Other Important Info

This tool checks for CommitCommentEvents, IssueCommentEvents, IssuesEvents, PullRequestEvents, PullRequestReviewEvents, and PullRequestReviewCommentEvents. We do not look for PushEvents because those are usually used for personal projects, not actual open source contributions.

Caveat: The github API only holds the most recent 300 events for each user. So, if you are looking for contributions from a long time ago, and one of your users is very active, your result might not be completely accurate.

Also, we know that there are many types of contributions - not just code, and not just on GitHub. At Indeed, we have a Google form Indeedians can fill out to tell us about other contributions they've made. We recommend you do that as well.

Contributing

In the future, we hope to include other code repositories (like Gitlab & Bitbucket) and other tools people use to make software (like Jira) in this tool!

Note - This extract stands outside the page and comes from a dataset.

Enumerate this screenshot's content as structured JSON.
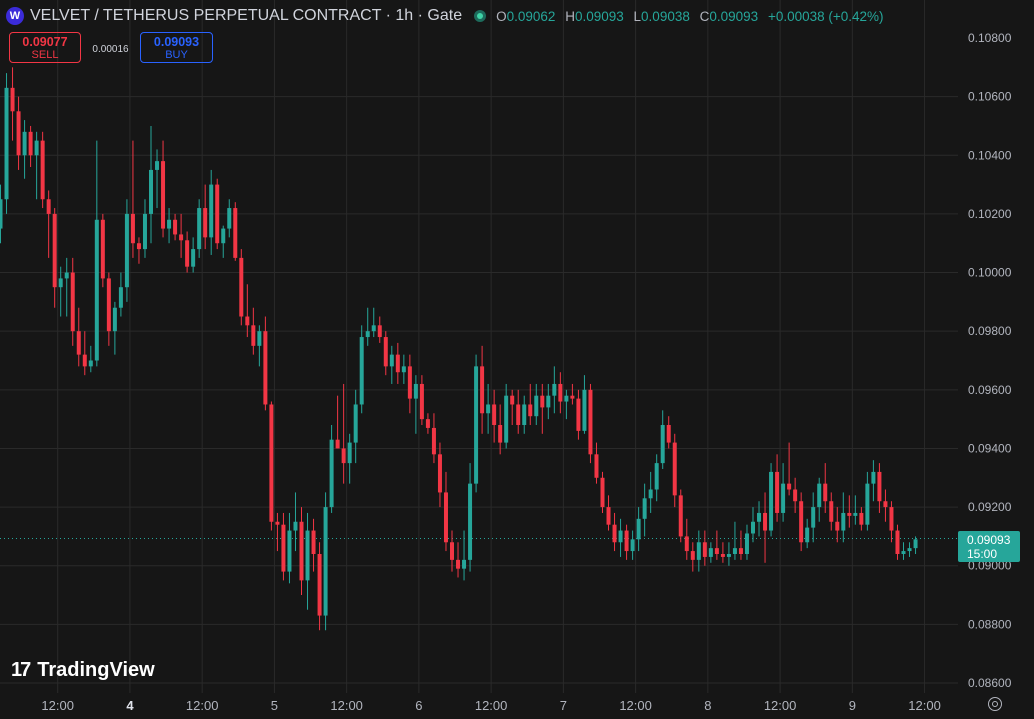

If you'd like to contribute, please open an issue describing what you want to change and why, or comment on an existing issue. We'd love to have you.

Code of Conduct

Starfish is governed by the Contributor Covenant v 1.4.1.

License

Starfish is licensed under the Apache 2 License.

Maintainers

danisyellis, Indeed Open Source

  • feel free to open an issue if you have any questions about how to use Starfish. I'm happy to help.